On 26/07/05, Lars Aronsson <lars(a)aronsson.se> wrote:
There are two approaches to dictionaries: (1) The
encyclopedic
approach, trying to find (define, spellcheck, explain, ...) "all"
words (and their deflections), or (2) the statistics based
approach, trying to find the most commonly used words. I think
the OED is of the first kind, while many dictionaries in recent
decades (built with the help of computers, extracting word
frequency statistics from large text corpora) have been of the
latter kind. Some would call (1) a 19th century approach.
The real difference is their handling of the least common words.
The encyclopedic approach sees every missing word as a failure,
while the statistics based approach recognizes that there is an
infinite number of words anyway (new ones are created every day)
and some might be too uncommon to deserve a mention.
As a consequence, spellchecking in the statistics based approach
can never say that a spelling is "wrong" when it is missing from
the dictionary, only that it probably is "uncommon" and thus
suspect. The remedy for this is a statics based dictionary of
common misspellings. Wikipedia article history can be used as a
source for this. Just find all edits that changed one word, e.g.

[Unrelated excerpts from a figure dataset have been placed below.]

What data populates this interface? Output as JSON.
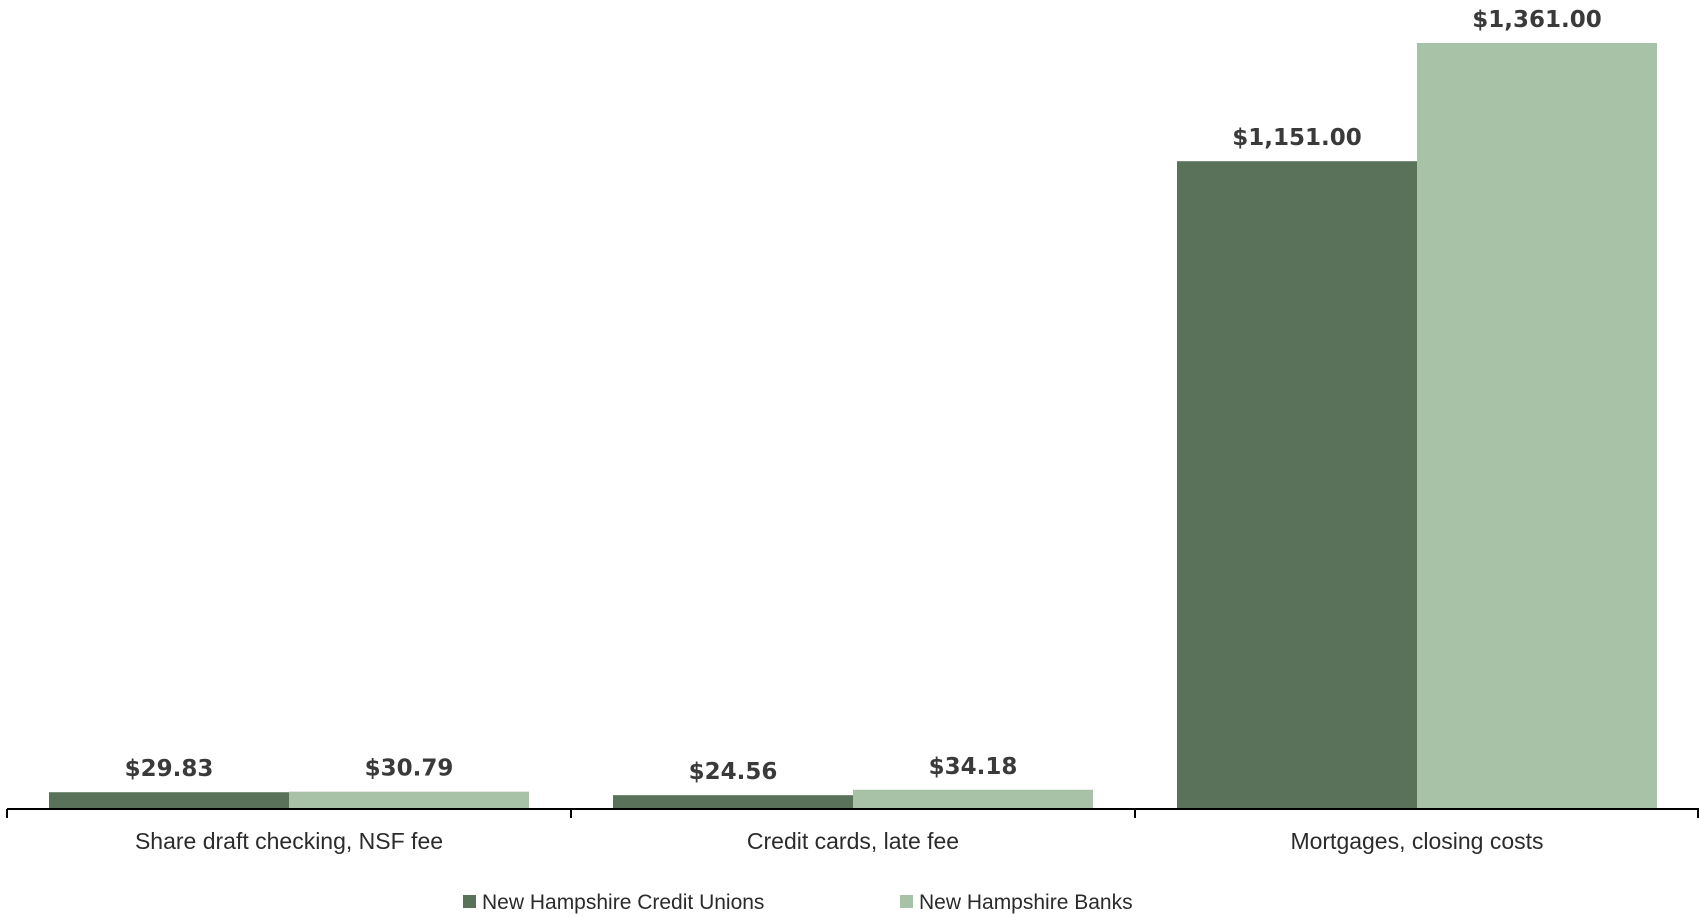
{
  "chart_data": {
    "type": "bar",
    "categories": [
      "Share draft checking, NSF fee",
      "Credit cards, late fee",
      "Mortgages, closing costs"
    ],
    "series": [
      {
        "name": "New Hampshire Credit Unions",
        "values": [
          29.83,
          24.56,
          1151.0
        ],
        "labels": [
          "$29.83",
          "$24.56",
          "$1,151.00"
        ],
        "color": "#5a7259"
      },
      {
        "name": "New Hampshire Banks",
        "values": [
          30.79,
          34.18,
          1361.0
        ],
        "labels": [
          "$30.79",
          "$34.18",
          "$1,361.00"
        ],
        "color": "#a8c2a8"
      }
    ],
    "title": "",
    "xlabel": "",
    "ylabel": "",
    "ylim": [
      0,
      1361
    ],
    "grid": false,
    "legend_position": "bottom-center"
  }
}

speling -> spelling, and you will have a fine dictionary of common
spelling mistakes.
From a database point of view a Word has one
Spelling.
This would be an example of the encyclopedic approach.

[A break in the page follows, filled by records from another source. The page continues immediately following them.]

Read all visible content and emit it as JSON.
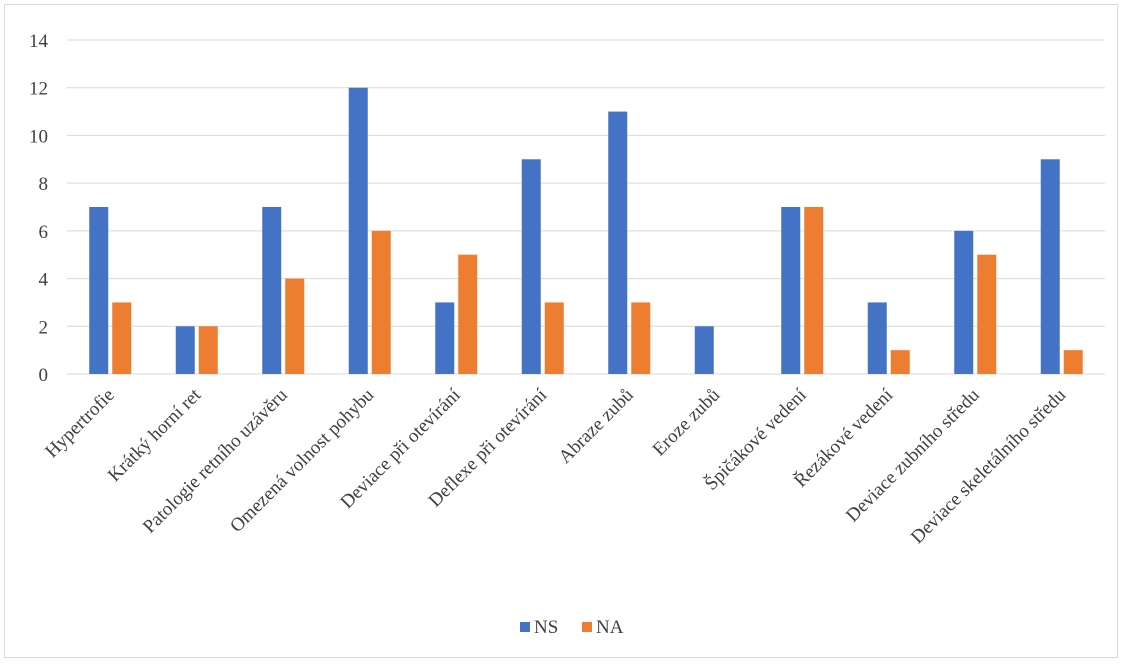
{
  "chart_data": {
    "type": "bar",
    "categories": [
      "Hypertrofie",
      "Krátký horní ret",
      "Patologie retního uzávěru",
      "Omezená volnost pohybu",
      "Deviace při otevírání",
      "Deflexe při otevírání",
      "Abraze zubů",
      "Eroze zubů",
      "Špičákové vedení",
      "Řezákové vedení",
      "Deviace zubního středu",
      "Deviace skeletálního středu"
    ],
    "series": [
      {
        "name": "NS",
        "color": "#4472c4",
        "values": [
          7,
          2,
          7,
          12,
          3,
          9,
          11,
          2,
          7,
          3,
          6,
          9
        ]
      },
      {
        "name": "NA",
        "color": "#ed7d31",
        "values": [
          3,
          2,
          4,
          6,
          5,
          3,
          3,
          0,
          7,
          1,
          5,
          1
        ]
      }
    ],
    "ylim": [
      0,
      14
    ],
    "yticks": [
      0,
      2,
      4,
      6,
      8,
      10,
      12,
      14
    ],
    "grid": true,
    "legend_position": "bottom",
    "title": "",
    "xlabel": "",
    "ylabel": ""
  }
}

It is clear to me that the approach we want to take is the
"encyclopedic" one, simply because we can handle it. The Oxford
dictionary in paper cannot handle it "elegantly" as it becomes
unwieldy, spans a whole shelf. A good database can.
It is unacceptable for a Word to have one Spelling for reasons
described previously (German a-with-umlaut, Hebrew niqqud and optional
vowels, etc), but I am unable to find out who originally wrote that.